Berlin is famous for rebuilding itself, largely as an effect of its torturous history, and this construction continues unabated today, perhaps even increasing in its intensity. In this context, gentrification is a confusing and contested term. All over the city, the detritus of construction, boards over the sidewalk and blocked off avenues are as ubiquitous as the Spätkauf and Turkish Döner houses. But the gentrification is something altogether distinct. You can feel its pressing weight on the border of Mitte in Prenzlauer Berg, like a creaking glacier inching from Bernauer Straße towards Schönhauser Allee. Many of the older residents–those who lived through the radically open and exciting times of the 1990s–treat this as inevitable, like the inverse of Ghandi’s formula: Then they win.
But the tension of 2009 Berlin involves so-much more than the investor class renovating residential buildings in their own Mittelschicht image. Far more acute is the large scale encroachment onto the city with the planned delivery of vast complexes that will permanently alter some of the most iconic neighborhoods in the city. In these zones of corporate redevelopment, the juxtaposition of architecture stands-out because it is really the juxtaposition of utterly disparate world-views. Is this too, inevitable?
Not everyone believes so. Berlin’s grime, graffiti, and yin-yang of Eastern and Western architecture is unique in Europe, and the urban layout of the city is strange – unlike most modern cities, it does not have a CBD. You can see tourists walking along the road beyond the famous (and now ruined) East-Side Gallery, not even aware that that shambling wall beside them is one of the most significant icons of the Cold War. While spectacular and a major tourist attraction, the Museumsinsel feels scrappy and half complete. That is part of the beautiful charm of this city, a charm that many Berliners feel strongly about preserving.
This organic incompleteness doesn’t sit right with those who have a more polished and standardized vision for this great capital of Europe. While years ago, it was almost a given fact that the Stadtschloss would be rebuilt in a 21st century manner. Right now, it’s all starting to spill over, and the proposal is up against serious opposition. Corruption in the official architecture contest has had embarassing consequences. Perhaps “Private money will make this dream come true.”, but with the announcement of Schloss Mit Lustig!, there is a clear message that this development may have profoundly negative consequences for Berlin’s identity.
Further down the river, in the border between the Wrangelkiez and Warschauer Straße, there is another deadlock, another grand architectural plan that is half-finished, has not fully come to fruition. The Mediaspree, is harder to pin down because of its shifting scope and aging agenda. What is Mediaspreee? An investment company and charity? A large mixed-use corporate complex along the banks of the river between Friedrichshain and Kreuzberg? An ambitious plan to integrate public and private space?
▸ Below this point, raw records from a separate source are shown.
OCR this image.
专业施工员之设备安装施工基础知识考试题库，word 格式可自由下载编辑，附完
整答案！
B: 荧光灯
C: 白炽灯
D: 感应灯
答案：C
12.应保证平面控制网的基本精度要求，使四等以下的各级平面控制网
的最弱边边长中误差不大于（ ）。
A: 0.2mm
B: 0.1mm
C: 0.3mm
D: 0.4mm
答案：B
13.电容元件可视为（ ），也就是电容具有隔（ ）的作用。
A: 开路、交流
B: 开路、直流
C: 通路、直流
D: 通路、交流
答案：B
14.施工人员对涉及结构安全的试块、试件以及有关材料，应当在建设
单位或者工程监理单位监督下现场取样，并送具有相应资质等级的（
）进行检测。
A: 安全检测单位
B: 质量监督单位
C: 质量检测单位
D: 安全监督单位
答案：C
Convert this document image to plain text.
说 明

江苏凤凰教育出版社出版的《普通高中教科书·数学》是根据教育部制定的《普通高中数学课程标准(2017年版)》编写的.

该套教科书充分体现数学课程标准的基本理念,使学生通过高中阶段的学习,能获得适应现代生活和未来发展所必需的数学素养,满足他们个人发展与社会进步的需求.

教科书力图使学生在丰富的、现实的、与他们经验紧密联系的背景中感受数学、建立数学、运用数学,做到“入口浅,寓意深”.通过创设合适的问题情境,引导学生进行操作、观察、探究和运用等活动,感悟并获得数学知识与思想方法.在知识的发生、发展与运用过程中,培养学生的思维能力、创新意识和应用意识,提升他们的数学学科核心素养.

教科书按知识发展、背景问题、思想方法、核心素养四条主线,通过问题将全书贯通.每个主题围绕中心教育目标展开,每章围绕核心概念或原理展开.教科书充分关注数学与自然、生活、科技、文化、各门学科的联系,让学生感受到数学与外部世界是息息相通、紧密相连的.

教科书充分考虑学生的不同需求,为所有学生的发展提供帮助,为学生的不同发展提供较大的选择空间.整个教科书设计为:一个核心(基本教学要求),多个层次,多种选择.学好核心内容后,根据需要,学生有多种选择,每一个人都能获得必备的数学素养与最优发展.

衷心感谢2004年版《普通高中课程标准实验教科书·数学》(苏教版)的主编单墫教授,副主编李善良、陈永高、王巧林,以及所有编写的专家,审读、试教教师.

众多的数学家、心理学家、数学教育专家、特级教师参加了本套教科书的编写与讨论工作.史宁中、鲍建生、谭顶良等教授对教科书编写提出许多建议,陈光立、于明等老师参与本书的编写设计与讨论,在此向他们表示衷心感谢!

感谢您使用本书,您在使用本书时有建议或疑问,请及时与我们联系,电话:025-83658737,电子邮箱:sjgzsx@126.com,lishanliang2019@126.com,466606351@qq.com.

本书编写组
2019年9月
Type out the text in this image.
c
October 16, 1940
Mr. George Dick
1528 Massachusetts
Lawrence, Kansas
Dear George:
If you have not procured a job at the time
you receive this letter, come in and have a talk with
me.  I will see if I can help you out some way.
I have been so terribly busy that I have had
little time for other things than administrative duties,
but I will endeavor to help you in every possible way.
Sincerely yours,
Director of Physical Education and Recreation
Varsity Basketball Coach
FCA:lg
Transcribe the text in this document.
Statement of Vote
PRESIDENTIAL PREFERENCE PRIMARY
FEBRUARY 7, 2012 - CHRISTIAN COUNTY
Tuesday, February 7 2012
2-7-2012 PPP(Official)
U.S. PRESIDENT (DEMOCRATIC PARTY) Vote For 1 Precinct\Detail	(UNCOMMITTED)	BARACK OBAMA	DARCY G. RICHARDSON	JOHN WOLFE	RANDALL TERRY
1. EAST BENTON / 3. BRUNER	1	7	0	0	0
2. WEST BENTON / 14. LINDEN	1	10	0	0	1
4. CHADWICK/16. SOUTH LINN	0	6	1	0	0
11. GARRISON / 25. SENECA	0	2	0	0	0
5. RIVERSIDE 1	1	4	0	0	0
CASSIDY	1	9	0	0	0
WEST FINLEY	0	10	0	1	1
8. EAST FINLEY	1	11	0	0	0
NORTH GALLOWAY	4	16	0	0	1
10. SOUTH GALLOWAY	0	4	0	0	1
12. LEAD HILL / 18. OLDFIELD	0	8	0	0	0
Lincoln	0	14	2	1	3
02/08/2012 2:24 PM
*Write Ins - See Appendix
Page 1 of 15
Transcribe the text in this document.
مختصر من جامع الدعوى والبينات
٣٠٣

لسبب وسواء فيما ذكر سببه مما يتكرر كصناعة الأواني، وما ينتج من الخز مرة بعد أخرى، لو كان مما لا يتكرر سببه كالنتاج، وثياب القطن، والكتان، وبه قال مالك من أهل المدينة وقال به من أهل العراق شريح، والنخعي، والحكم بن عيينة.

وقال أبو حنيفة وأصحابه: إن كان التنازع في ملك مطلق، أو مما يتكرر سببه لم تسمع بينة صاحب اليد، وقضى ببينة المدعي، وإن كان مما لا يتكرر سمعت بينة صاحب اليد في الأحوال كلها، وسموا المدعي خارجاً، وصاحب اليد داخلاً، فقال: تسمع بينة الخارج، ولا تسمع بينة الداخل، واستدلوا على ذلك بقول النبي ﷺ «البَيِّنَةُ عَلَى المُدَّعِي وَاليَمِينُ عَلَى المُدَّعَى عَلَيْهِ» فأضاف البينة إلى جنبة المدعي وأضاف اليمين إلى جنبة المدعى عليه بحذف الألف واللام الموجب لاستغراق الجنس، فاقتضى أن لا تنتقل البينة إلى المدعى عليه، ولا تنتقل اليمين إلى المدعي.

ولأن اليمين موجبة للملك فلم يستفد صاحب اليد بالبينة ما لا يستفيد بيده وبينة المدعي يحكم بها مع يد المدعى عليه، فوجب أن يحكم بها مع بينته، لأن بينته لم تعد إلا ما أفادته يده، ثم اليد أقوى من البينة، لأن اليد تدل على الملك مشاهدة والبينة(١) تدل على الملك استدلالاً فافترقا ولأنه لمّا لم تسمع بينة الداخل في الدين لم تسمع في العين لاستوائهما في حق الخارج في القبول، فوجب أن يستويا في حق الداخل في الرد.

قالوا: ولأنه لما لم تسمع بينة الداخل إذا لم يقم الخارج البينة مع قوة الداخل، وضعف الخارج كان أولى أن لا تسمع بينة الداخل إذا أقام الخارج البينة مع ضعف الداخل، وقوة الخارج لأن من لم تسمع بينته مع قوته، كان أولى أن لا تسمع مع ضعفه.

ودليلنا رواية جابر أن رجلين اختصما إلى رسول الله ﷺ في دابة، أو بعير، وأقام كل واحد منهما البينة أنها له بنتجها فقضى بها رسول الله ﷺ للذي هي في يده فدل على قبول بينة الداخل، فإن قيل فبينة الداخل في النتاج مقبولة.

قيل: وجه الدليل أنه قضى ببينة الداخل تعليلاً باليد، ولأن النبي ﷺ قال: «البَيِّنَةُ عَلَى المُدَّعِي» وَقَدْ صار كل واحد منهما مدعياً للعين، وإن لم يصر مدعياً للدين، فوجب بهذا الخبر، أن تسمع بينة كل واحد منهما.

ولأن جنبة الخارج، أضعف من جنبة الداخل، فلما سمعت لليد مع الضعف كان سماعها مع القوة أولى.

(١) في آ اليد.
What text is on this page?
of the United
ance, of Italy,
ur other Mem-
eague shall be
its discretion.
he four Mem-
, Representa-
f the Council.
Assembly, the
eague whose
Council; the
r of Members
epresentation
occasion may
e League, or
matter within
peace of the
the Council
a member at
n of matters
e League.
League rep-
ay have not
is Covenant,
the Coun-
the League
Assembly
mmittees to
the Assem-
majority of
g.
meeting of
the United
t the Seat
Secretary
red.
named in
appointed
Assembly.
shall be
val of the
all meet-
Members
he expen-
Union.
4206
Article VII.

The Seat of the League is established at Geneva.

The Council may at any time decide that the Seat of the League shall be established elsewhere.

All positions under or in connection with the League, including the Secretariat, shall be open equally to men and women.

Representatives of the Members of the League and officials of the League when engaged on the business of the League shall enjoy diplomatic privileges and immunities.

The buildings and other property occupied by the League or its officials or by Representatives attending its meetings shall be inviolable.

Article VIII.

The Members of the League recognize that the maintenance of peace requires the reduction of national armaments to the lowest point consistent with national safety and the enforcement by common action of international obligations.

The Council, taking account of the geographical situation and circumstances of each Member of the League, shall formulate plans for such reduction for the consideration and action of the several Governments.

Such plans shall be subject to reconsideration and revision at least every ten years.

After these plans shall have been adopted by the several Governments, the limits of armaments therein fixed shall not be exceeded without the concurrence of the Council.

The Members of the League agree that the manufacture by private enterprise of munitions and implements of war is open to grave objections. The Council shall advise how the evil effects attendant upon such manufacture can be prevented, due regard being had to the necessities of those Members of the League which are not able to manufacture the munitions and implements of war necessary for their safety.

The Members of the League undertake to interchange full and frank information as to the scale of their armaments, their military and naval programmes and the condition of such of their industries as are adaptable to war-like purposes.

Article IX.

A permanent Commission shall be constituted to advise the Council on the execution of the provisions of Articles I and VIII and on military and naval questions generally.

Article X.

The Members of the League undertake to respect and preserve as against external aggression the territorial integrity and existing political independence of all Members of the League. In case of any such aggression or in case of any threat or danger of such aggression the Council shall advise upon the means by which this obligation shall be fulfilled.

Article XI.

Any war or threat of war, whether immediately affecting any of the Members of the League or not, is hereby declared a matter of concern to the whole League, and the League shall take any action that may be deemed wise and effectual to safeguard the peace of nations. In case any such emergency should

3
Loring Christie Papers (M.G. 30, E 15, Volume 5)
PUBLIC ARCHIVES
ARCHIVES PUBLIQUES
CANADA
Criticism of Mediaspree references the rather dangerously ambiguous concept of a “partly privatized urban policy”, and “urban renewal from above”. A large and active protest movement exists. Clearly, the full realization of this plan would smash entire neighborhoods and blocks into the ground.
While for now, these vacant spaces and tumbledown blocks are the backdrop to an era of the city’s development, the future is uncertain.